Kasus pengeroyokan brutal di Amanuban Selatan, TTS, gegerkan publik — korban mengaku dipukul di depan Polsek tanpa tindakan polisi. Keluarga desak Kapolres hingga Presiden Prabowo turun tangan.
Panite, TTS||timorsavana.com — Kasus dugaan pengeroyokan terhadap Arlon Selan dan Yolfni Taek di depan Polsek Amanuban Selatan, Kabupaten Timor Tengah Selatan (TTS), NTT, memantik kemarahan publik. Korban dan keluarganya menuding aparat kepolisian tidak bertindak saat insiden terjadi di depan mata.
Peristiwa bermula pada 16 Oktober 2025. Arlon Selan mengendarai mobil pick-up bersama Yolfni Taek dan istrinya, Vivi Tipnoni, dalam perjalanan pulang dari Nununamat. Sebelum tiba di rumah, mereka sempat memuat sebuah lemari di salah satu rumah mebel di wilayah Hauteas yang tak jauh dari gereja.
Saat itu hujan gerimis membuat jarak pandang terbatas. Dari arah berlawanan datang Yudas Asbanu mengendarai motor tanpa lampu.
“Saya tidak bisa lihat dia. Saat lewat, dia langsung maki. Saya pikir dia teman,” tutur Arlon. Tak lama, Yudas berbalik arah dan menantangnya berkelahi di atas pick-up.
Arlon menyebut perkelahian sempat terjadi. Melihat situasi memburuk, Yolfni dan Vivi turun dari mobil untuk melerai. Yudas dipisahkan oleh Yolfni, sementara Vivi menarik Arlon kembali ke kendaraan. Namun pertikaian tak berhenti di situ. Yudas kemudian menitip pesan kepada pengendara lain agar menyampaikan kepada keluarganya bahwa dia telah dipukul.

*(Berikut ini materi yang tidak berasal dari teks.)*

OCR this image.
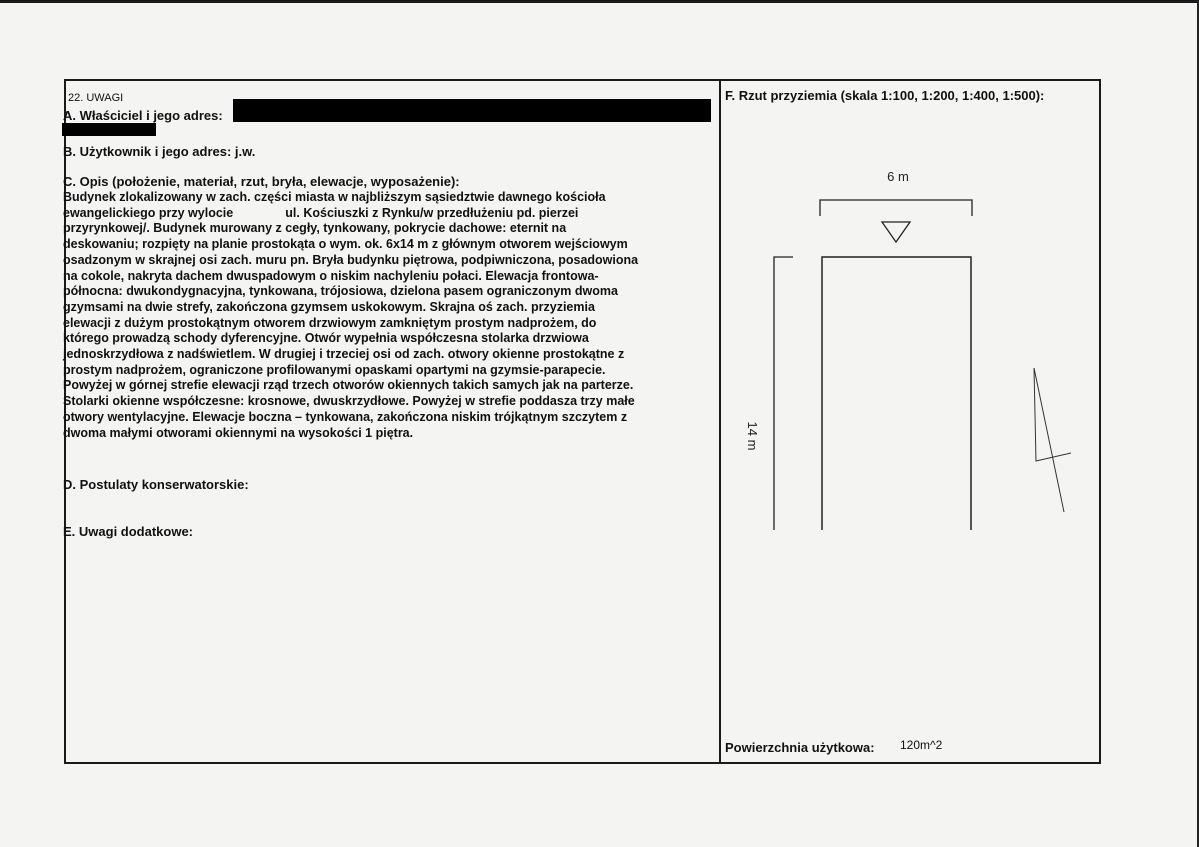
22. UWAGI
A. Właściciel i jego adres:
B. Użytkownik i jego adres: j.w.
C. Opis (położenie, materiał, rzut, bryła, elewacje, wyposażenie):
Budynek zlokalizowany w zach. części miasta w najbliższym sąsiedztwie dawnego kościoła
ewangelickiego przy wylocie               ul. Kościuszki z Rynku/w przedłużeniu pd. pierzei
przyrynkowej/. Budynek murowany z cegły, tynkowany, pokrycie dachowe: eternit na
deskowaniu; rozpięty na planie prostokąta o wym. ok. 6x14 m z głównym otworem wejściowym
osadzonym w skrajnej osi zach. muru pn. Bryła budynku piętrowa, podpiwniczona, posadowiona
na cokole, nakryta dachem dwuspadowym o niskim nachyleniu połaci. Elewacja frontowa-
północna: dwukondygnacyjna, tynkowana, trójosiowa, dzielona pasem ograniczonym dwoma
gzymsami na dwie strefy, zakończona gzymsem uskokowym. Skrajna oś zach. przyziemia
elewacji z dużym prostokątnym otworem drzwiowym zamkniętym prostym nadprożem, do
którego prowadzą schody dyferencyjne. Otwór wypełnia współczesna stolarka drzwiowa
jednoskrzydłowa z nadświetlem. W drugiej i trzeciej osi od zach. otwory okienne prostokątne z
prostym nadprożem, ograniczone profilowanymi opaskami opartymi na gzymsie-parapecie.
Powyżej w górnej strefie elewacji rząd trzech otworów okiennych takich samych jak na parterze.
Stolarki okienne współczesne: krosnowe, dwuskrzydłowe. Powyżej w strefie poddasza trzy małe
otwory wentylacyjne. Elewacje boczna – tynkowana, zakończona niskim trójkątnym szczytem z
dwoma małymi otworami okiennymi na wysokości 1 piętra.
D. Postulaty konserwatorskie:
E. Uwagi dodatkowe:
F. Rzut przyziemia (skala 1:100, 1:200, 1:400, 1:500):
6 m
14 m
Powierzchnia użytkowa: 120m^2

Tak lama kemudian, massa dalam jumlah banyak berdatangan ke lokasi kejadian di Desa Bena, tempat peristiwa pertama terjadi. Merasa terancam, Yolfni menyuruh Arlon menyelamatkan mobil.

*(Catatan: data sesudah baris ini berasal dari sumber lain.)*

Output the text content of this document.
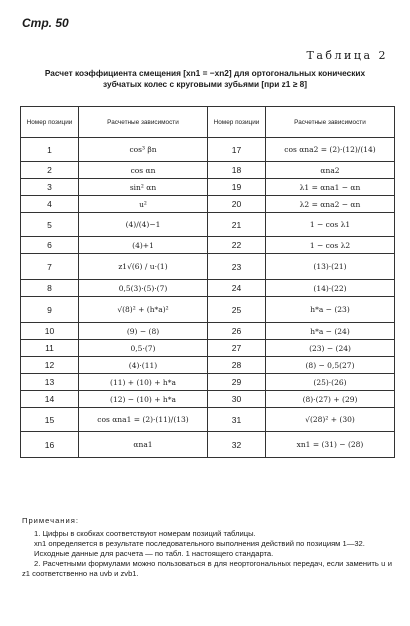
Стр. 50
Таблица 2
Расчет коэффициента смещения [xn1 = −xn2] для ортогональных конических зубчатых колес с круговыми зубьями [при z1 ≥ 8]
Номер позиции	Расчетные зависимости	Номер позиции	Расчетные зависимости
1	cos³ βn	17	cos αna2 = (2)·(12)/(14)
2	cos αn	18	αna2
3	sin² αn	19	λ1 = αna1 − αn
4	u²	20	λ2 = αna2 − αn
5	(4)/(4)−1	21	1 − cos λ1
6	(4)+1	22	1 − cos λ2
7	z1√(6) / u·(1)	23	(13)·(21)
8	0,5(3)·(5)·(7)	24	(14)·(22)
9	√(8)² + (h*a)²	25	h*a − (23)
10	(9) − (8)	26	h*a − (24)
11	0,5·(7)	27	(23) − (24)
12	(4)·(11)	28	(8) − 0,5(27)
13	(11) + (10) + h*a	29	(25)·(26)
14	(12) − (10) + h*a	30	(8)·(27) + (29)
15	cos αna1 = (2)·(11)/(13)	31	√(28)² + (30)
16	αna1	32	xn1 = (31) − (28)
Примечания:

1. Цифры в скобках соответствуют номерам позиций таблицы.

xn1 определяется в результате последовательного выполнения действий по позициям 1—32.

Исходные данные для расчета — по табл. 1 настоящего стандарта.

2. Расчетными формулами можно пользоваться в для неортогональных передач, если заменить u и z1 соответственно на uvb и zvb1.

“Saya langsung bawa mobil jalan,” kata Arlon. Ia menuju rumah saudaranya, mengisi daya ponsel, lalu menghubungi Maci Selan, Ketua ARAKSI TTS, yang menyarankan agar ia segera melapor ke Polsek Amanuban Selatan untuk mencari perlindungan.
Namun sesampainya di Polsek, situasi justru semakin panas. Arlon mendapati keluarga Yudas sudah lebih dahulu membuat laporan. Begitu ia hendak masuk pintu Polsek, Yudas keluar sambil menudingnya, “Lu yang tadi bapukuk deng Beto to!”
“Saya jawab: ho, Beta su. Dia langsung tawar lagi: ‘mari ko kita bapukul su’. Saya bilang sabar dulu. Tapi pas bilang sabar, seorang bapak paruh baya langsung pukul saya,” kisah Arlon.
Menurutnya, pengeroyokan kemudian terjadi di halaman Polsek dan disaksikan aparat. “Ada empat polisi lihat tapi langsung balik belakang saja,” ungkapnya.
Usai dipukul, Arlon sempat mendatangi petugas sambil bertanya, “Bos, ke mana ni, ko Beta kena pukul di sini?” Namun petugas hanya menjawab datar: “Sapa yang pukul?” — seolah tidak tahu apa yang baru saja terjadi. “Padahal mereka lihat dengan mata kepala sendiri,” tambah Arlon.
Alih-alih dilindungi, Arlon malah ditahan di sel hingga pukul 2 pagi tanpa pemeriksaan. Ia kemudian disuruh pulang tanpa sempat divisum. “Malam itu saya tidak sempat divisum karena surat dari Polsek hanya untuk Yudas CS,” ujarnya.
Sementara itu, dua penumpang dalam mobil, Yolfni Taek dan istrinya Vivi Tipnoni, juga menjadi korban kekerasan massa di TKP Bena.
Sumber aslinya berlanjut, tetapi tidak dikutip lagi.